So I've been gone for a few months. As soon as the NFL season started, I went on hiatus to ramp up my studying for the LSAT, followed by a few months of worrying non-stop about whether to apply to law school with a sucky LSAT score.
Fall proceeded nonetheless. My Dodgers World Series dreams came and went, leaving me with a well-used rally towel by which to remember the Matt Holliday groin game and all of Vin Scully's subsequent groin-related euphemisms, not to mention a second towel from the Phillies series that I use to plug the gap in my window when I run through the car wash. My Cowboys Super Bowl dreams came and went, with my attempts to remain unhopeful dissolving into the by-now-trite (at least to me) roller coaster of emotions, but I'm happy Romo stopped playing Favre and that the team found a defensive identity to carry into next year. Speaking of Favre, I still can't believe he willingly deferred to Adrian Peterson for most of the season; yes, I was wrong about his stats, but he still single-handedly tanked the Vikings' season in the end, which I found very satisfying. Also satisfying was the seeming fruition of my hopes for the unequivocal end of the Patriots' decade of dominance. Overall, while the football season ended disappointingly, even in light of the fact that the BCS title game never happened, I feel much more comfortable with what I started to see take shape with the Cowboys than what the Dodgers left me with at the end of the baseball season.
Now that football's over, and we've come full circle to the cusp of spring training, I suppose it's time to start addressing that, but that's not what brought me out of hibernation today. Instead, I'll admit that I'm prematurely, irrationally giddy about the latest rumor of Eric Gagne's return to the Dodgers. Early yesterday, my colleague passed on the news that the Dodgers and Rockie were working him out; today,
Jon Heyman reported that the Dodgers are the leading candidate to sign him. No, it didn't end well the first time around: he injured his knee, pitched through the injury, injured himself further, was never the same, and still asked for a ton of money that the Dodgers weren't willing to give him. He went to Texas, and I started listening to the end of Rangers games hoping to catch some game-ending strikeouts. Then, the Rangers traded him to Boston, and I (and Red Sox fans) wanted to die, followed by Milwaukee and incrimination with buddy, former batterymate, and my former favorite Dodger Paul LoDuca in the whole steroids mess.

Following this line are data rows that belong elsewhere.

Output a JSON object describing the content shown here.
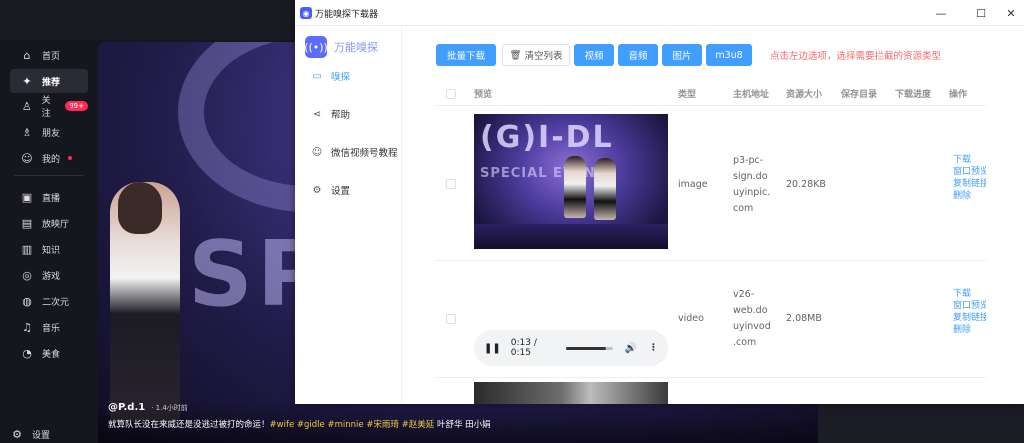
{
  "background_app": {
    "nav": [
      {
        "label": "首页",
        "icon": "home-icon"
      },
      {
        "label": "推荐",
        "icon": "sparkle-icon",
        "active": true
      },
      {
        "label": "关注",
        "icon": "follow-icon",
        "badge": "99+"
      },
      {
        "label": "朋友",
        "icon": "friends-icon"
      },
      {
        "label": "我的",
        "icon": "user-icon",
        "dot": true
      },
      {
        "label": "直播",
        "icon": "live-icon"
      },
      {
        "label": "放映厅",
        "icon": "cinema-icon"
      },
      {
        "label": "知识",
        "icon": "knowledge-icon"
      },
      {
        "label": "游戏",
        "icon": "game-icon"
      },
      {
        "label": "二次元",
        "icon": "anime-icon"
      },
      {
        "label": "音乐",
        "icon": "music-icon"
      },
      {
        "label": "美食",
        "icon": "food-icon"
      }
    ],
    "settings_label": "设置",
    "video": {
      "author": "@P.d.1",
      "time": "· 1.4小时前",
      "caption_text": "就算队长没在来威还是没逃过被打的命运！",
      "tags": [
        "#wife",
        "#gidle",
        "#minnie",
        "#宋雨琦",
        "#赵美延"
      ],
      "caption_tail": "叶舒华 田小娟"
    }
  },
  "window": {
    "title": "万能嗅探下载器",
    "controls": {
      "minimize": "—",
      "maximize": "☐",
      "close": "✕"
    },
    "brand": "万能嗅探",
    "menu": [
      {
        "label": "嗅探",
        "icon": "camera-icon",
        "active": true
      },
      {
        "label": "帮助",
        "icon": "share-icon"
      },
      {
        "label": "微信视频号教程",
        "icon": "wechat-icon"
      },
      {
        "label": "设置",
        "icon": "gear-icon"
      }
    ],
    "toolbar": {
      "batch_download": "批量下载",
      "clear_list": "清空列表",
      "filters": [
        "视频",
        "音频",
        "图片",
        "m3u8"
      ],
      "hint": "点击左边选项，选择需要拦截的资源类型"
    },
    "table": {
      "headers": [
        "预览",
        "类型",
        "主机地址",
        "资源大小",
        "保存目录",
        "下载进度",
        "操作"
      ],
      "rows": [
        {
          "type": "image",
          "host": [
            "p3-pc-",
            "sign.do",
            "uyinpic.",
            "com"
          ],
          "size": "20.28KB",
          "preview_text": "(G)I-DL",
          "preview_sub": "SPECIAL EVEN",
          "actions": [
            "下载",
            "窗口预览",
            "复制链接",
            "删除"
          ]
        },
        {
          "type": "video",
          "host": [
            "v26-",
            "web.do",
            "uyinvod",
            ".com"
          ],
          "size": "2.08MB",
          "player_time": "0:13 / 0:15",
          "progress": 0.867,
          "actions": [
            "下载",
            "窗口预览",
            "复制链接",
            "删除"
          ]
        }
      ]
    }
  }
}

Throughout it all, I always hoped he'd come back to L.A. because, before it ended badly, Eric Gagne provided me with three-plus of the best years of my life as a sports fan, and I don't care that he likely fueled those years with steroids. You had to have been a Dodgers fan, and you had to have been there, but there's a reason why playing "Welcome to the Jungle" on Guitar Hero III, hearing "Welcome to the Jungle" on the radio, or even thinking about "Welcome to the Jungle" still makes me misty-eyed. Brazoban was a fat, one-dimensional fly ball machine. Saito was great, but he was old enough that we knew it wouldn't last long, and he always looked like he'd just walked into surprise lottery party every time he earned a save. Broxton throws as fast as Gagne threw in his prime, but he's inconsistent, relies too much on his heat, and let Matt Stairs, of all people, get inside his head. I have no illusions that re-tread Gagne would come anywhere close to matching his salad days, but I hold a deep-seated need to see him rumble out of the bullpen to "Welcome to the Jungle" one more time, even if he only ever strikes out one more batter in his life. It just ended too soon and too abruptly last time; as a woman, sometimes I guess I just need closure.